The /etc/fstab file, referred to as the file system table, specifies resources that should be automatically mounted when the system is booted or when the mountall command is used.

This file can be modified using any text editor. To automatically mount an NFS resource, add a line to the /etc/fstab file that contains the appropriate options that would have been entered manually with a mount -F nfs command. To remove automatic mounting of an NFS resource, delete the appropriate line from the /etc/fstab file.

Mounting options supported by fstab are the same as in  the mount command. Let's first remind ourselves the syntax for mounting an NFS filesystem with mount command:

mount -F nfs -o options machine:filesystem mount-point

The -F option tells the mount command the filesystem is an NFS filesystem, machine:filesystem is the name of the remote machine and the filesystem to be mounted, and mount-point is the location in the current filesystem that the remote filesystem is to be mounted.    For example, the following command mounts the filesystem /usr/public on the remote machine called wwwserv2 on the local machine in the directory called /usr/wwwserv2:

mount -F nfs wwwserv2:usr/public /usr/wwwserv2

The mount point (in this case /usr/wwwserv2) must exist for the mount to succeed. The same is true for adding NSF partition to fstab.

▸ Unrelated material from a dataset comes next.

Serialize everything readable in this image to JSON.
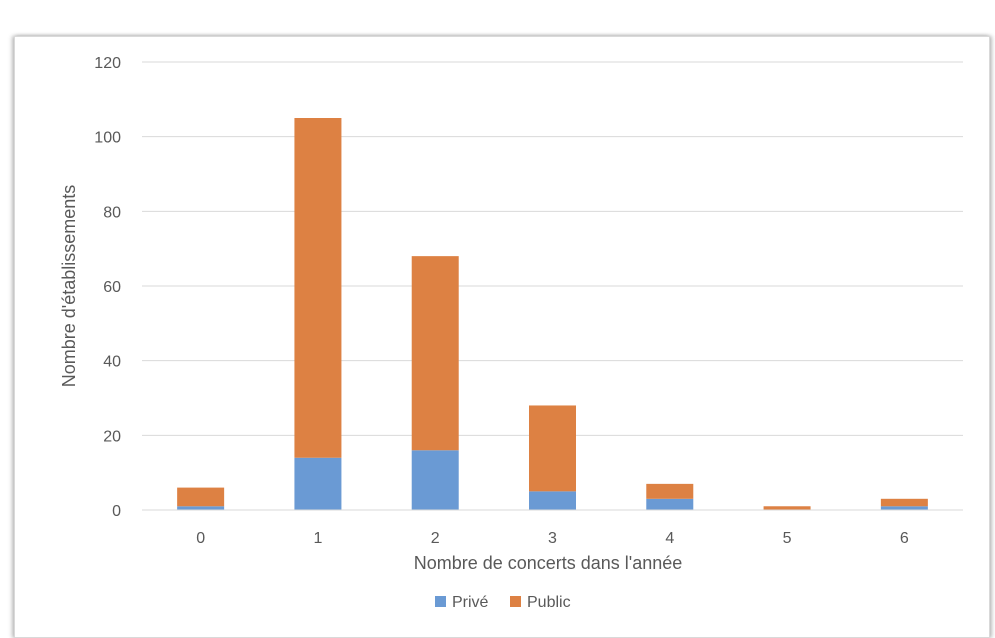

The -o components specifies set options from the following list:

Any of these options can be combined in one mount command, as they could be for the share command. For example, the following command line tries to mount the /usr/public directory on wwwserv2 as read-only, but gives up if the mount attempt is not acknowledged by wwwserv2:

mount -F nfs -o soft,ro wwwserv2:/srv/www/html/public_html /var/www/html/public_html

The mount command by itself usually shows all mounted filesystems. Adding filesystems to fstab provides a simpler way to mount commonly used directories. After you create an appropriate line in the /etc/fstab  you can mount the filesystem by simply issuing the mount point name. For example, this command mounts the proper filesystem from wwwserv2

mount /var/www/html/public_html

In Solaris NFS supports client-side failover. That is, if an NFS resource becomes unavailable, the client can switch to another NFS server that provides a "replicated" copy of the resource. This failover capability can be enabled by adding an entry in the /etc/fstab for the resource. In the Device to Mount  field, list the systems that provide the replicated resource separated by commas. Also, the read-only option (-o ro) is specified in the Mount Options  field. For example, to provide client-side failover for the /export/local resource that is available from either the "alpha" or the "beta" NFS servers and mounted at /usr/local, add the following entry to the /etc/fstab file:

alpha,beta:/export/local - /usr/local nfs - no -o ro

Note that read-only resources (-o ro mount option) can be configured for client-side failover. Also be certain that the system names are valid and separated by commas.